A measure of spread, we can determine how close clubs are financially, and thus, determine their rivals. In turn, this should give us a good indicator of what a realistic position in the league table would look like for any given team.

In League One, 21 teams are within one standard deviation of their total market value, with all teams within two standard deviations, except for Sunderland.

Using expected stats to aid predictions

For all of Sunderland’s off-field advantages compared to their League One rivals, as well as their generally good form in the opening five months of the season, their underlying performances have been uncertain to say the least.

Judging by their expected output, which correlates very closely to future performances, Sunderland’s expected bright start to this campaign may not be sustainable in the long-term. By November 9, Sunderland had scored 30 goals from an xG of just 16.5 – implying their attacking output will begin to significantly slowdown in the second half of the season.

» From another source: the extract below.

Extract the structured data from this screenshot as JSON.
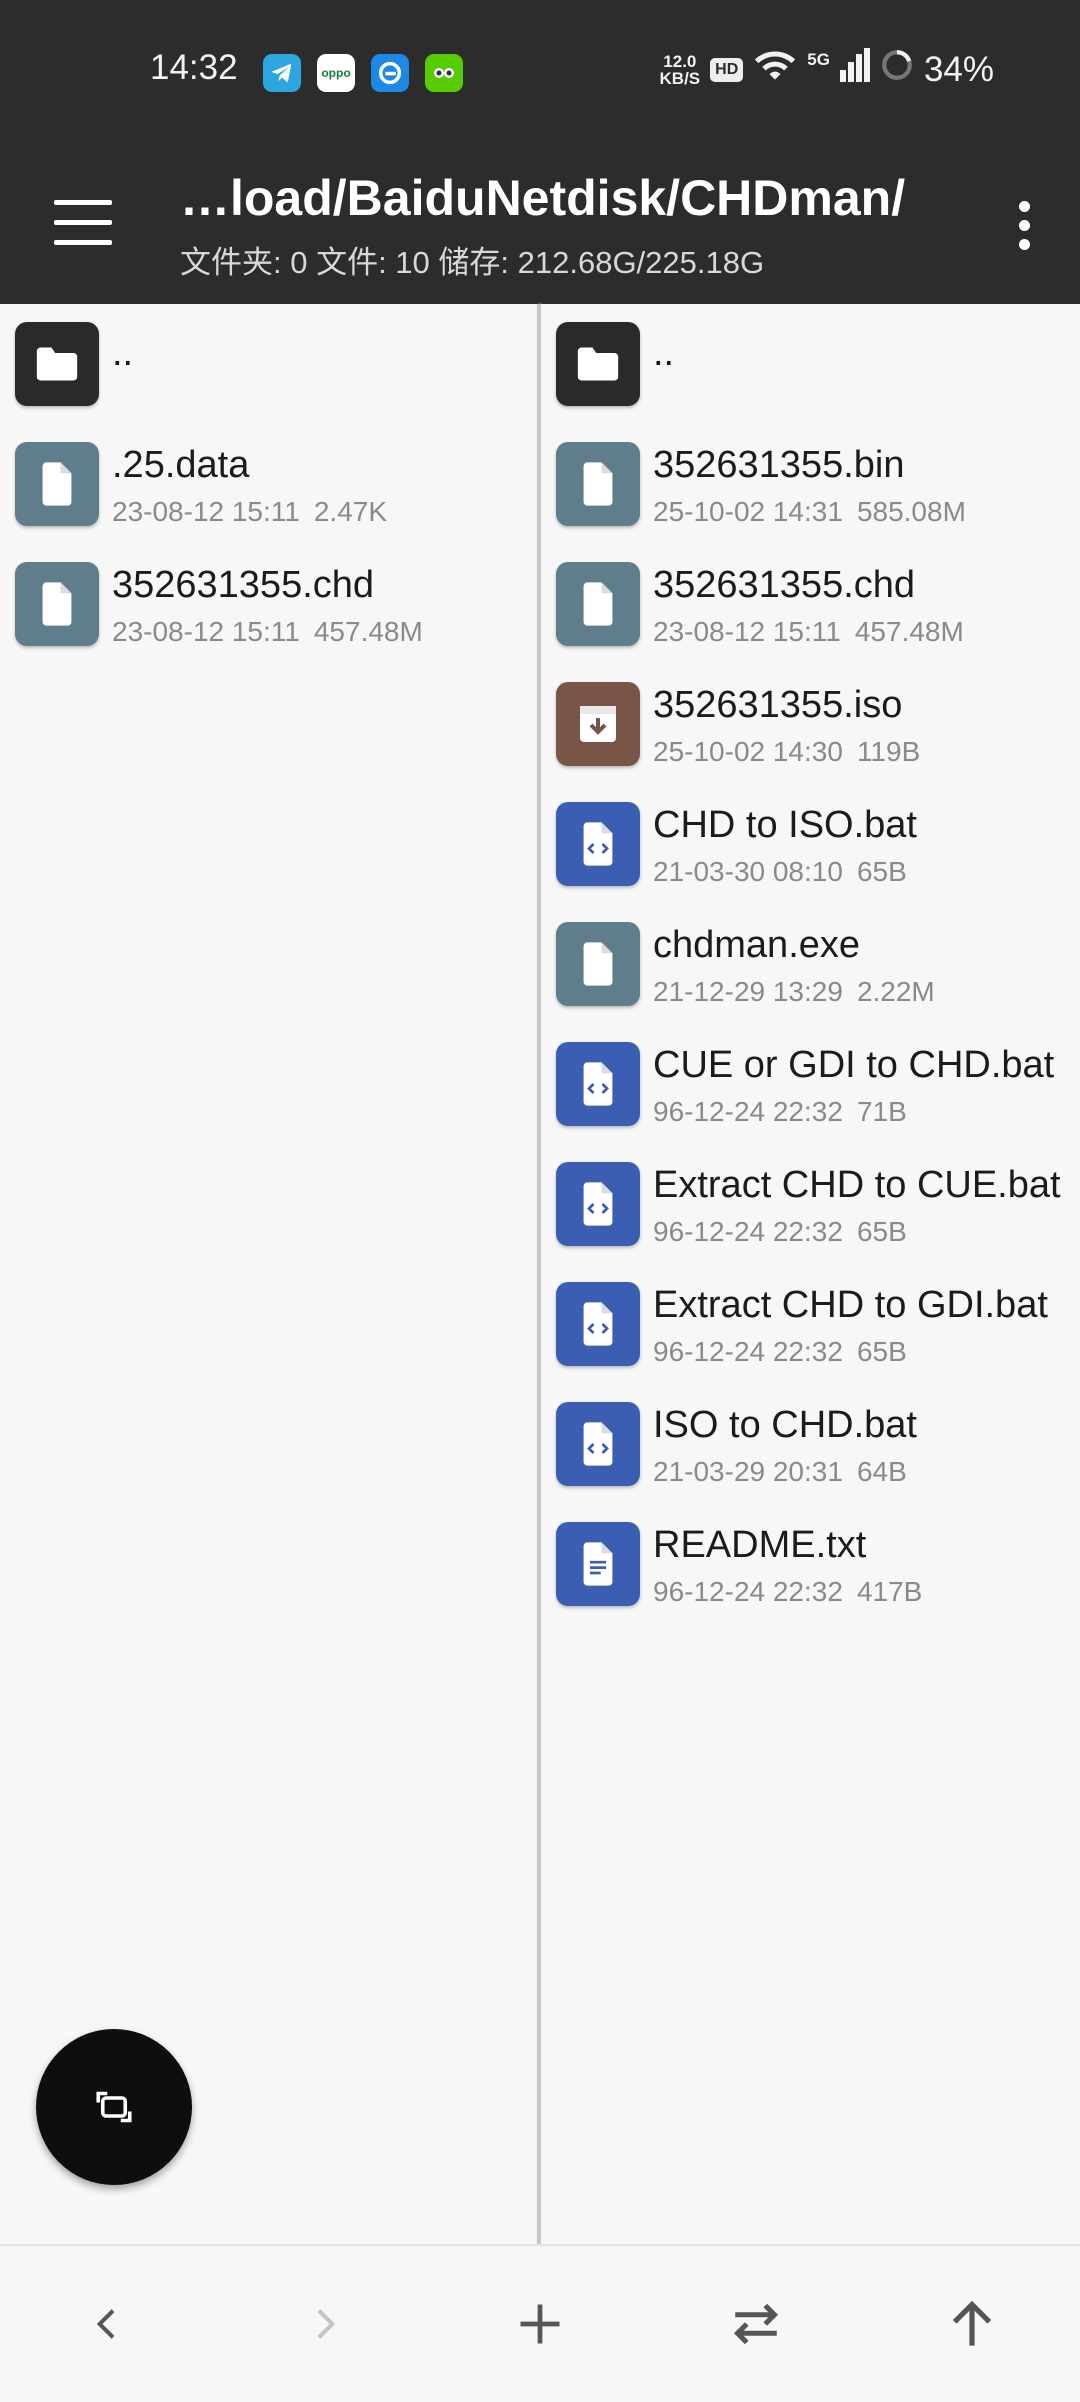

At the other end, Sunderland had conceded just 12 goals, but rather worryingly, had an xGA of 19.75 – suggesting heavily that their defence had been benefitting from good luck as well as poor finishing from opposition strikers.

By paying close attention to factors like home advantage, market value and expected stats, bettors can have a better understanding of how Sunderland have adapted to life in League One – and create a long-term betting strategy as a result.